The Runoff Risk Advisory Forecast is available at www.manureadvisorysystem.wi.gov and is part of the Wisconsin Manure Management Advisory System. The runoff forecast provides maps showing short-term runoff risk for daily application planning, taking into account factors including soil moisture, weather forecast, crop cover, snow cover, and slope. In winter, it gives a 10-day outlook day by day. It is updated three times daily by the National Weather Service.
Farmers should contact their crop consultants or county land conservation offices for help identifying alternatives to spreading, such as stacking manure away from lakes or rivers, drinking water wells, or area with sinkholes or exposed bedrock. If farmers must spread manure, crop consultants and county conservationists can help identify fields where the risk is lower.
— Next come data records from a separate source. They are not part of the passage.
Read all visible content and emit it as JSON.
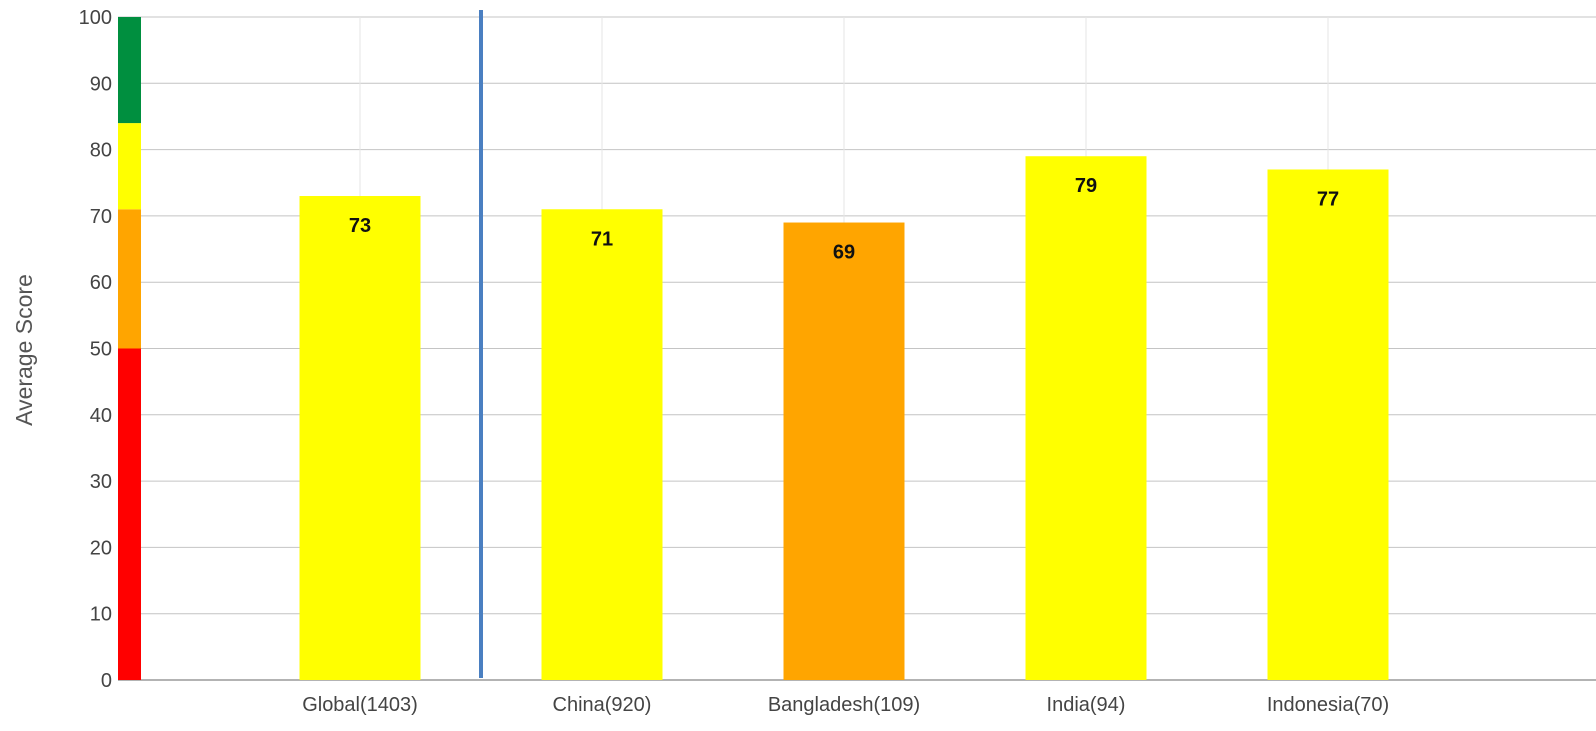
{
  "chart_data": {
    "type": "bar",
    "ylabel": "Average Score",
    "xlabel": "",
    "title": "",
    "ylim": [
      0,
      100
    ],
    "yticks": [
      0,
      10,
      20,
      30,
      40,
      50,
      60,
      70,
      80,
      90,
      100
    ],
    "grid": "horizontal and vertical",
    "categories": [
      "Global(1403)",
      "China(920)",
      "Bangladesh(109)",
      "India(94)",
      "Indonesia(70)"
    ],
    "values": [
      73,
      71,
      69,
      79,
      77
    ],
    "data_labels": [
      "73",
      "71",
      "69",
      "79",
      "77"
    ],
    "bar_colors": [
      "#ffff00",
      "#ffff00",
      "#ffa500",
      "#ffff00",
      "#ffff00"
    ],
    "separator_after_category": "Global(1403)",
    "separator_color": "#4a7fc1",
    "score_bands": [
      {
        "from": 0,
        "to": 50,
        "color": "#ff0000"
      },
      {
        "from": 50,
        "to": 71,
        "color": "#ffa500"
      },
      {
        "from": 71,
        "to": 84,
        "color": "#ffff00"
      },
      {
        "from": 84,
        "to": 100,
        "color": "#008f3f"
      }
    ]
  }
}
You can find contact information for county conservation offices at datcp.wi.gov, search for conservation directory.
“If you are unable to avoid spreading manure in the coming days, you need to use caution, and know what the conditions are on the fields where you’re spreading. A winter spreading plan can help find these lower risk fields,” says Amy Callis, Agricultural Nonpoint Source Implementation Coordinator with the Wisconsin Department of Natural Resources. “You need to aim for the best outcome, but plan for the worst. You should also have a plan in place ahead of time about who to call and what steps to take if runoff or a spill occurs. How are you going to get it cleaned up and how are you going to prevent it from happening again?”
Information about preventing and planning for manure spills is available at dnr.wi.gov/topic/agbusiness/manurespills.html.